I used to wear Ariats until they started making them in China and they'd fall apart in less than a year. Then I switched to Wolverine and the heels rotted out like they had termites at about a year. I went back to Red Wings and wear them every day. They're hell to break in but they're comfortable and really show no wear after a couple of years. I'm certainly sold on them.


----------



## cornshucker (Aug 22, 2011)

Got a pair of insulated Red Wings only wear them in cold weather but really like them don't know the model # off top of my head but they are USA made really like them after getting them broke in.


----------



## Lostin55 (Sep 21, 2013)

I have worn Red Wings for years at work, and I have worn out more pairs than I care to remember. They are the best work-boot that I have found.

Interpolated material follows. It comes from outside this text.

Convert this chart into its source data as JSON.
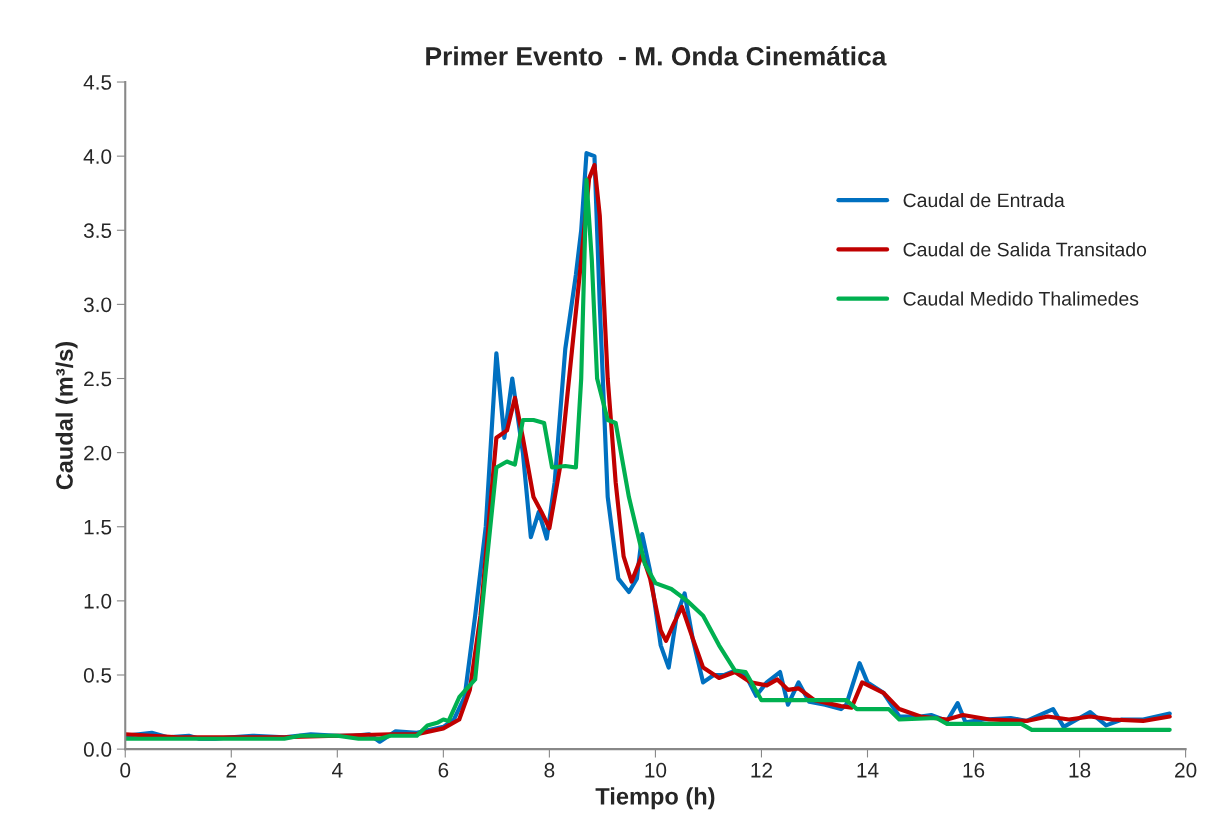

My favorite boot now is Kenetrek's Mountain Extreme. They are pricey but worth every penny. I bought mine for an Alaskan hunt and have worn them for the last 3 years with virtually no wear visible.


----------



## Grateful11 (Apr 5, 2009)

I have several major problems with my feet. When someone talked me into trying a pair Justin's I thought what the heck. They're the best wearing, easiest boots on my feet I've ever worn, even better than some orthopedic steel toes that I paid almost $300 for. I've been wearing a pair of Justin 766 Copper Caprice steel toes for about 5 or 6 years and they're still going. They're made in the US but not cheap, $200 retail. Need to get me another pair before they move them overseas.

Looks like I better hurry up and find a pair because my size 11B is out of stock like all the other narrow width sizes, probably going to stop making them.

766's

http://www.justinoriginalworkboots.com/footwear/men/styles/8-inch-lace-up-work-boots/766

All their 8" work boots, some aren't made here.

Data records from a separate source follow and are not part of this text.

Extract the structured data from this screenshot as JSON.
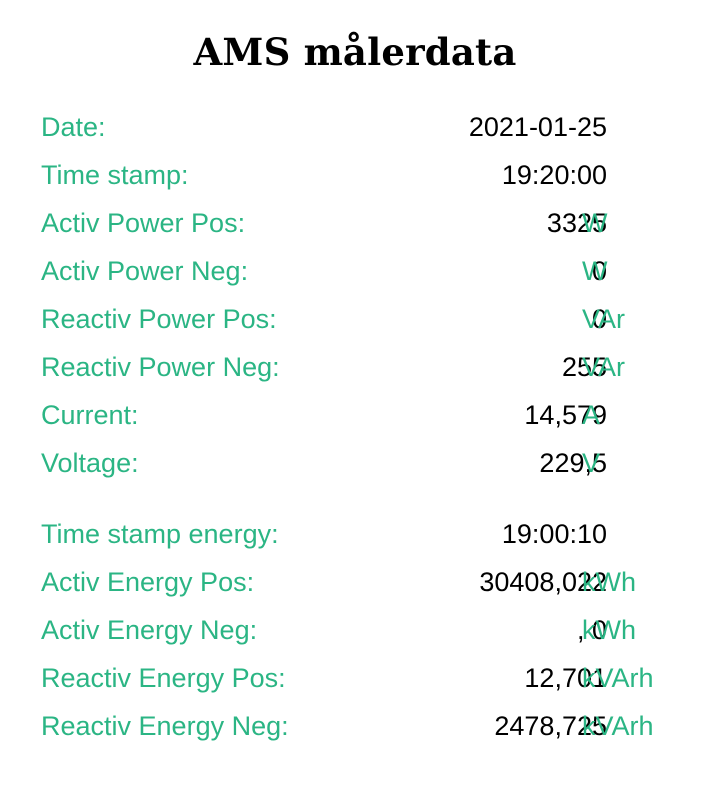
{
  "title": "AMS målerdata",
  "colors": {
    "label": "#2bb584",
    "value": "#000000",
    "title": "#000000",
    "background": "#ffffff"
  },
  "rows": [
    {
      "label": "Date:",
      "value": "2021-01-25",
      "unit": ""
    },
    {
      "label": "Time stamp:",
      "value": "19:20:00",
      "unit": ""
    },
    {
      "label": "Activ Power Pos:",
      "value": "3325",
      "unit": "W"
    },
    {
      "label": "Activ Power Neg:",
      "value": "0",
      "unit": "W"
    },
    {
      "label": "Reactiv Power Pos:",
      "value": "0",
      "unit": "VAr"
    },
    {
      "label": "Reactiv Power Neg:",
      "value": "255",
      "unit": "VAr"
    },
    {
      "label": "Current:",
      "value": "14,579",
      "unit": "A"
    },
    {
      "label": "Voltage:",
      "value": "229,5",
      "unit": "V"
    },
    {
      "label": "Time stamp energy:",
      "value": "19:00:10",
      "unit": ""
    },
    {
      "label": "Activ Energy Pos:",
      "value": "30408,022",
      "unit": "kWh"
    },
    {
      "label": "Activ Energy Neg:",
      "value": ", 0",
      "unit": "kWh"
    },
    {
      "label": "Reactiv Energy Pos:",
      "value": "12,701",
      "unit": "kVArh"
    },
    {
      "label": "Reactiv Energy Neg:",
      "value": "2478,725",
      "unit": "kVArh"
    }
  ]
}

http://www.justinoriginalworkboots.com/footwear/men_styles_8-inch-lace-up-work-boots


----------



## Bgriffin856 (Nov 13, 2013)

I buy red wing 608 last 2.5-3 years. Only boot I like that'll hold up in dairy conditions. On my feet 8 hours minimum each day. Only wear them when its nice and dry I avoid mud and snow with them. Not cheap but worth it, footwear is very important


----------



## JD3430 (Jan 1, 2012)

I love my red wings. Worth every penny.


----------



## IH 1586 (Oct 16, 2014)

I wear 4417. Friend at work got me to try them. Best thing to wear when on cement all day. Made sure to get my allowance from work before leaving. Now have boots for the next 5+ years. Will be buying American red wings made after these wear out.


----------



## JD3430 (Jan 1, 2012)

I want to pass along some serious Red Wing advice, especially for my farming brotherhood:
Red Wing not only makes arguably the greatest boot, but they make probably the best boot INSERTS you'll ever buy!!! 
I had plantar fasciitis something terrible about 6 yrs ago. I read somewhere the red wing inserts gave PF sufferers a great deal of comfort. 
Not only were they comfortable, but I believe they CURED my plantar fasciitis. Nothing else worked.
Even if you don't have PF, buy the expensive inserts!!!!
Remove the factory inserts and put them in your red wings. You won't believe the comfort and support from them.


----------



## Bgriffin856 (Nov 13, 2013)

I can be on my feet all day in my red wings and go change into my regular rubber boots to do evening chores. Won't make it through half of milking and my knees and feet will hurt


----------



## azmike (Jan 4, 2015)

I wore Redwings since I wore Corcorrans in the Army (74). I get about one full year but the Redwings gave up quality and went very expensive. I changed over to Carolinas, same style but a better boot. The sewing at the tounge bottom stays sewn, plus the sole doesn't delaminate. I keep oiled as my ground will dry out leather.

I'll also add: "made in the USA"


----------



## stack em up (Mar 7, 2013)

Quit wearing Red Wings after I shattered my femur 5 years ago. Ariat seem to fit my leg now much better, as it stays fairly swollen. I generally get 2 years out of boots as I don't clean the cow poopie off of them as well as I should.


----------